Great Design Makes Satisfied Customers

What if customer joy was a top priority?
Have you ever had such a great experience with a business that you excitedly brought it up in casual conversation? Whether it was the efficient system used at a restaurant, unexpectedly kind customer service when you had a problem, a really great free gift with a purchase, or bespoke product packaging, something off to Marie Kondo for this perfect description). It’s likely that business intentionally designed that experience to delight and surprise you. And great design results in more satisfied customers.

Why are we surprised by "better than average"?

Have we been conditioned to accept experiences and products to be merely “meh”? I would sadly say — yes! Unfortunately, so many businesses weight their focus on numbers and profit over honest concern for the well-being and needs of their customers. It’s a short-sighted approach that gets them, at best, an unremarkable reputation. As a designer, I am especially sensitive to bad experiences. I get annoyed because I know that with a little effort, they could be improved. I’m left wondering — do they not care enough to invest in something better? Do they care about how I’m feeling right now?

Design is about people

And yes, I understand that running a profitable business is stressful. “Spark joy” doesn’t always top the list of priorities. But what if it did?
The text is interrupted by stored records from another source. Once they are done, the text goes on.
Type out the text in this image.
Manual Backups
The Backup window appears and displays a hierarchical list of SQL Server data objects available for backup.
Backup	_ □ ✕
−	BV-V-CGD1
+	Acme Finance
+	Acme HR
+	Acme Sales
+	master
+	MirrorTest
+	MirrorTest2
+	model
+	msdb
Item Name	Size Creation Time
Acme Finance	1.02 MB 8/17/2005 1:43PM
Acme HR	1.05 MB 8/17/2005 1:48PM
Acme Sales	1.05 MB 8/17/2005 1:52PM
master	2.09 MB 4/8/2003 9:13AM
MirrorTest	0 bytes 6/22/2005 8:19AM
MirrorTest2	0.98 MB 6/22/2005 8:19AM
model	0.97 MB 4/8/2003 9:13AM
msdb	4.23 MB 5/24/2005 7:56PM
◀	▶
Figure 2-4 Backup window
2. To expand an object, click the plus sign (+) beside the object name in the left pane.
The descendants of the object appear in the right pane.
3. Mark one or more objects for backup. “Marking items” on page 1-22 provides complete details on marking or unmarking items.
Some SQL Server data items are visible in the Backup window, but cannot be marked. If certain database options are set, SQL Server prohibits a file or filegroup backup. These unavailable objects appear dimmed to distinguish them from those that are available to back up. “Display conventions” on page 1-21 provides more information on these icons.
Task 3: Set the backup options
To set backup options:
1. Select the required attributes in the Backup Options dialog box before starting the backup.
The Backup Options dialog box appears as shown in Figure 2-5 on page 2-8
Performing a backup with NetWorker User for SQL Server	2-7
“You cannot understand good design if you do not understand people.”

This quote by renowned industrial designer Dieter Rams sums up how design is, in essence, centered on a concern for other humans. It expects the honest desire to understand another’s experiences, origins, goals, likes and dislikes. When we experience it, good design can make us feel understood, appreciated, and loved. That ought to spark joy! My dream is that through thoughtful design, fantastic experiences are the norm. There has already been a huge trend toward better design. People will go out of their way for better products or experiences. Just note the proliferation of “influencers”. Businesses are realizing that what people say — in person or online — makes or breaks their reputation. Their brand.

Design thinking for brand building

By focusing on the people they serve, businesses can design a better brand: a great product, service, or experience that people will talk about. Planning a brand strategy via design thinking builds the framework for a consistently great experience.